In a month that rains quartet performances, Ancora makes their mark yet again
The arrival of the Lion King to the Overture Center this month may have pushed the larger, more flashy ensembles into an earlier than usual summer break (more or less!—none of them really stop completely of course), but May has brought us a bumper crop of quartet performances. First was the Pro Arte Quartet, taking part in the “Performing the Jewish Archive” series, and last Friday night I reunited at long last with the Ancora Quartet.
It must have been about three years since I last enjoyed their unique brand of intimacy and precisely matched balances; first violinist Leanne Kelso League was about to begin a two-year leave of absence, and now she’s completing her first full season back. If there was any re-acclimation period last summer or fall, last Friday it was as if League had never been gone from the other members: Robin Ryan, violin, Marika Fischer Hoyt viola, and Benjamin Whitcomb (all pictured above in a photo courtesy of Barry Lewis).
The venue was the Grand Hall of the Capitol Lakes Center; if the name is a bit larger than life, it certainly describes the acoustic.

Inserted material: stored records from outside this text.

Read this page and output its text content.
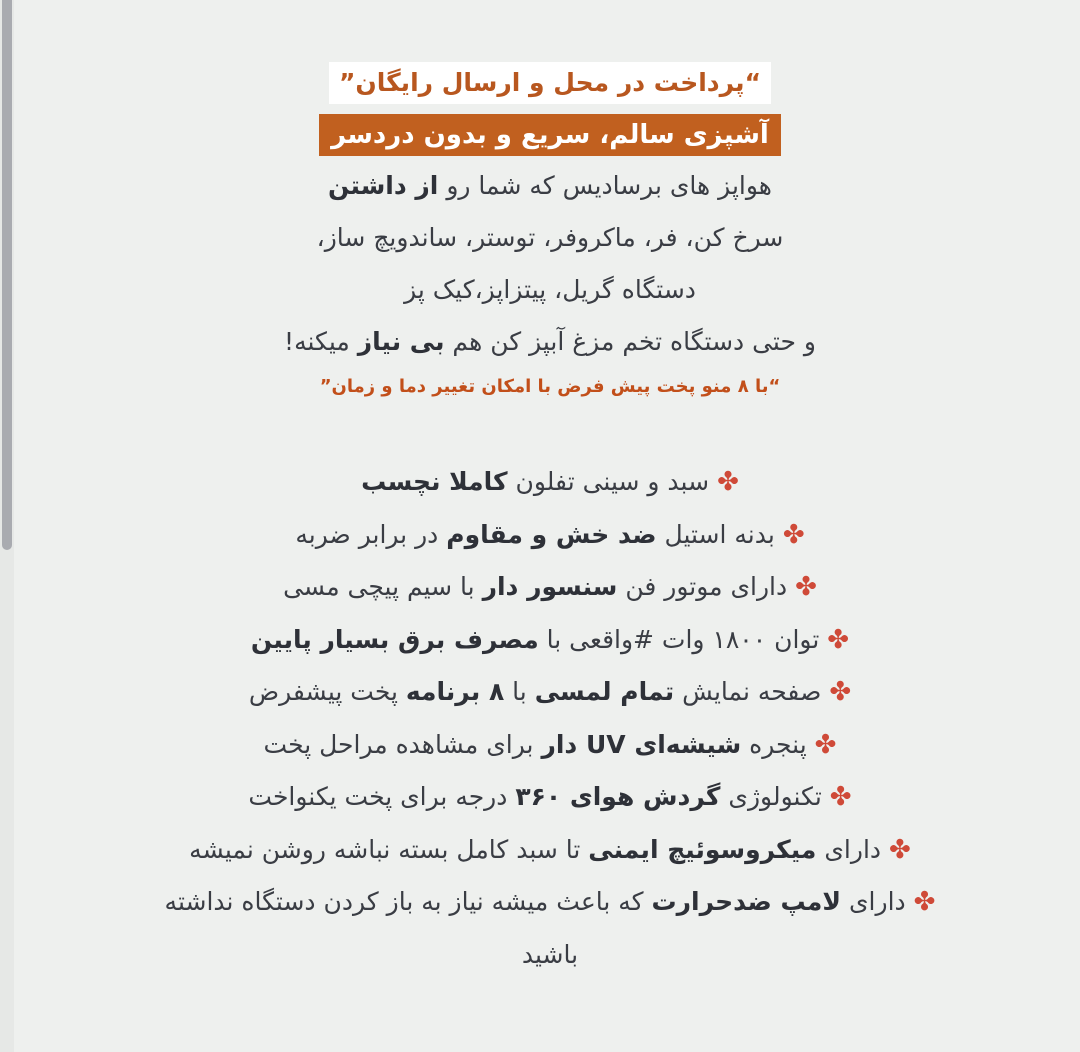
“پرداخت در محل و ارسال رایگان”
آشپزی سالم، سریع و بدون دردسر
هواپز های برسادیس که شما رو از داشتن
سرخ کن، فر، ماکروفر، توستر، ساندویچ ساز،
دستگاه گریل، پیتزاپز،کیک پز
و حتی دستگاه تخم مزغ آبپز کن هم بی نیاز میکنه!
“با ۸ منو پخت پیش فرض با امکان تغییر دما و زمان”
✤سبد و سینی تفلون کاملا نچسب
✤بدنه استیل ضد خش و مقاوم در برابر ضربه
✤دارای موتور فن سنسور دار با سیم پیچی مسی
✤توان ۱۸۰۰ وات #واقعی با مصرف برق بسیار پایین
✤صفحه نمایش تمام لمسی با ۸ برنامه پخت پیشفرض
✤پنجره شیشه‌ای UV دار برای مشاهده مراحل پخت
✤تکنولوژی گردش هوای ۳۶۰ درجه برای پخت یکنواخت
✤دارای میکروسوئیچ ایمنی تا سبد کامل بسته نباشه روشن نمیشه
✤دارای لامپ ضدحرارت که باعث میشه نیاز به باز کردن دستگاه نداشته
باشید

In a large room that would easily seat something over a hundred listeners, about 80 or so took in a wonderful program of Schubert, Mozart, Sullivan and a “mystery piece.” The performance was an under-the-radar event, preceding the Ancora’s official concert at the First Unitarian Society, where the group is the official quartet in residence.
But Friday’s concert was no glorified dress rehearsal; from the opening moments of Schubert’s String Quartet No. 13 in A minor, D. 804 the foursome were as polished, poised and pristine as one would have hoped. This Schubert was stirred, not shaken, and in the case of this opus that was a very good thing indeed. The work drips melancholia (composed less than four years before Schubert’s premature death, and during a really rough stretch of circumstances to boot), and to verge into pathos or even slight extremes of dynamics and/or phrasing would be to mar a divinely proportioned work. The slow movement uses a theme more famous for its appearance in the Rosamunde ballet music. The finale provided some flash for League, and at the risk of suggesting that anyone dominated disproportionately (they didn’t), Whitcomb’s tone must be singled out again for its velvety richness and singing quality.
The group had some fun with a “mystery piece,” admittedly not originally written for string quartet, and anyone who could come up with the closest guess as to what it was won a pair of tickets for a concert next season. I was off my game and came no closer than a vaguely accurate assessment that the style was Baroque. Then again, the closest anyone else came was Bach—but it was a movement from Handel’s Water Music. Well played on two counts!
The other major entry was Mozart’s so-called “Dissonant” Quartet, the last of the six he dedicated to Haydn. Again the group resisted the temptation in the famous introduction to over-emphasize the titular harmonic clashes. Better yet, we learned that the Ancora possessed an even higher gear of blend and balance, especially in the second movement. The entire affair, ensemble, venue and repertoire was a powerful restatement of the best argument for chamber music: That rare combination of intimacy, power, and expression in a room that seems to exist simply to make wonderful sounds take on an added luster.
The musical nightcap was a delightful novelty, the Romance No. 1 in G Minor, from a very young Arthur Sullivan—decades before he became Sir Arthur due mostly to his timeless collaborations with William Gilbert (who was never knighted, as certain of his lyrics annoyed the Queen.). But we digress; let us sum up in a pithy manner the moral of Friday evening’s experience: We are so grateful to have met the Ancora Quartet once more, and solemnly promise not to let three more years pass before doing so again!